After washing the chicken, pop it in a large pot and cover with the chicken stock. I have mentioned before that Costco makes my favorite Chicken Stock, and I honestly purchase it by the case! Bring the chicken and stock to a boil, then turn down the heat and gently boil for an hour. The chicken will be cooked and the meat will start falling off of the bone.

Remove from the heat and using tongs, remove the chicken and all the little chicken pieces to a separate bowl to cool.

While the chicken is cooling, strain the broth from the pot through a metal strainer and into a large pot or bowl. This removes all the little fatty pieces and funky little gray pieces from boiling the chicken.

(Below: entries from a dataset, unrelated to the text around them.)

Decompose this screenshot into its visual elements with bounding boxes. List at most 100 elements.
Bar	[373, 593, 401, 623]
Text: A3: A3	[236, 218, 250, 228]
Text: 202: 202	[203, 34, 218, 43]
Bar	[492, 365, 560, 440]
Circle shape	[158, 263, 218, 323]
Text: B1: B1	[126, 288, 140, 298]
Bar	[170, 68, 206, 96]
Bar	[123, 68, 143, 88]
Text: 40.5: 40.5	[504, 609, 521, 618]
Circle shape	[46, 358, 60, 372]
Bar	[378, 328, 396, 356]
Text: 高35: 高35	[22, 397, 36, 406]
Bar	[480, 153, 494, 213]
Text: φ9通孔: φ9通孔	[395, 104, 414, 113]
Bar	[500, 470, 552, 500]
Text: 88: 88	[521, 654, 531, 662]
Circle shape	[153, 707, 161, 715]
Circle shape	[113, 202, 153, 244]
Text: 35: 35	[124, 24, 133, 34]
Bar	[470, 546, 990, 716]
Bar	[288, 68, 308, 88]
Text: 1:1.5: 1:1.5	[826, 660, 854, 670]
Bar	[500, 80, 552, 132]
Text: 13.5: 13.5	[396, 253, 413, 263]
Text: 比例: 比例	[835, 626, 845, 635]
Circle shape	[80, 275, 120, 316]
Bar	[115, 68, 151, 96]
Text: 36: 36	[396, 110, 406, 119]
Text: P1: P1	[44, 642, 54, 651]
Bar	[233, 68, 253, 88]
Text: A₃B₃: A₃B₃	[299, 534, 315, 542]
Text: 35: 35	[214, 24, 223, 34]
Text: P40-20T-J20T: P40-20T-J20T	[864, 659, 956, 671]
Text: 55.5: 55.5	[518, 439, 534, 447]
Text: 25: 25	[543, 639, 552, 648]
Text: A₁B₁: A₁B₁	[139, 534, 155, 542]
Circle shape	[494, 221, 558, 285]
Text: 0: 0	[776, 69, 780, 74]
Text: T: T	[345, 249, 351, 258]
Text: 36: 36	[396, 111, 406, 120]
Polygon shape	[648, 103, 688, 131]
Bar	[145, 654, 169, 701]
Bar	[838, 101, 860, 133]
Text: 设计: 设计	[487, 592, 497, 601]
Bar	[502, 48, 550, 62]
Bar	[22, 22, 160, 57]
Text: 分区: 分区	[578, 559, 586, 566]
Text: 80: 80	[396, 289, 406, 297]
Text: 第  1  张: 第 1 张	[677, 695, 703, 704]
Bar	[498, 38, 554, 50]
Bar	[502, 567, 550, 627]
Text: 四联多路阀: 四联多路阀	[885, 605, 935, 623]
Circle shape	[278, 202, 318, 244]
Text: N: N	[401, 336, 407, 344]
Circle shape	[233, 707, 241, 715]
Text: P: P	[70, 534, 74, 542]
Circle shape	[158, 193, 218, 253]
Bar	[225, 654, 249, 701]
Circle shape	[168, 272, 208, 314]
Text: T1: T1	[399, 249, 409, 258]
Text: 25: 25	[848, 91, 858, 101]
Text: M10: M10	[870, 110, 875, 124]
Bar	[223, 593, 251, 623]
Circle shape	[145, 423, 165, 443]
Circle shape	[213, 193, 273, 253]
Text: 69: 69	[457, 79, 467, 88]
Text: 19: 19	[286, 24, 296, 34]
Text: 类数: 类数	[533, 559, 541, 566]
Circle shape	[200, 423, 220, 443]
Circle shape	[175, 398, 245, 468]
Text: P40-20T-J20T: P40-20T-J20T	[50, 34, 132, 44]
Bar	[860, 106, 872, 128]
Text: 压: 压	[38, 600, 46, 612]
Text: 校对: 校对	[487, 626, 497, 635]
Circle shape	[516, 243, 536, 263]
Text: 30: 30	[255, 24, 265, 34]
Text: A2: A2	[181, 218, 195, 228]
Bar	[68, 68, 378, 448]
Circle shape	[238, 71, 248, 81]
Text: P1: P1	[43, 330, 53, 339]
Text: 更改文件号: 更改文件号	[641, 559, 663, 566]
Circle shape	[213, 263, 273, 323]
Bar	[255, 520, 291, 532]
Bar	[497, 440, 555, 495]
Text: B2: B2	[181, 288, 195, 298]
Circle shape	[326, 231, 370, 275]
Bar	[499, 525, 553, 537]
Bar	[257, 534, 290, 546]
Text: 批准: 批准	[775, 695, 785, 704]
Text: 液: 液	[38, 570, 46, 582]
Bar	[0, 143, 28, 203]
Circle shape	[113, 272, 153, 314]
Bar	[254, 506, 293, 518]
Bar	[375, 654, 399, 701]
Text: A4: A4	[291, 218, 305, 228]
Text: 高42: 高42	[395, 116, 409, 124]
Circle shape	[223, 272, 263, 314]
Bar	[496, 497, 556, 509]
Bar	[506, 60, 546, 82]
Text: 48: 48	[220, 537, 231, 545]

Wash the pot to remove any residue from the sides of the pot, and then return your strained broth back to the pot.

As soon as the chicken is cool enough to handle, remove all the meat from the bones. Discard the bones, skin and any gristle pieces that are unsightly. You only want beautiful chunks of chicken. Tear the chunks of chicken into bite size pieces. Set aside.

Bring your strained broth back to a boil, and add your fresh egg noodles. I purchased mine in the deli section of the supermarket, and always keep a package or two in the freezer especially for this soup! Use your kitchen shears to cut across the bundle of noodles so they aren’t too long. I usually cut the bundle into thirds, as I don’t like the noodles longer than 2-3 inches. Add them to the boiling stock, and cook until tender. This takes about 13-15 minutes, but read your package for specific cooking times as they vary. (Do not substitute dry noodles in this recipe!)

After the noodles have cooked, turn the heat to simmer and add the can of undiluted cream of chicken soup. Stir gently to nicely blend with the stock, while being careful to not tear the noodles.
Once the stock is creamy and there are no “lumps” of cream of chicken soup, add the chicken meat back to the pot. Stir gently.

I usually garnish with a little chopped fresh parsley, but my family eats it so fast they don’t care if it is garnished or not! Serve with some fresh sliced french bread, dinner rolls, and salad, or just eat it by itself and enjoy! See you next week. I have a sick little boy that’s waiting for his soup…


P.S. This recipe can be used to simmer the carcass of the turkey after Thanksgiving. There is more than enough meat left on the turkey to make a beautiful turkey noodle soup!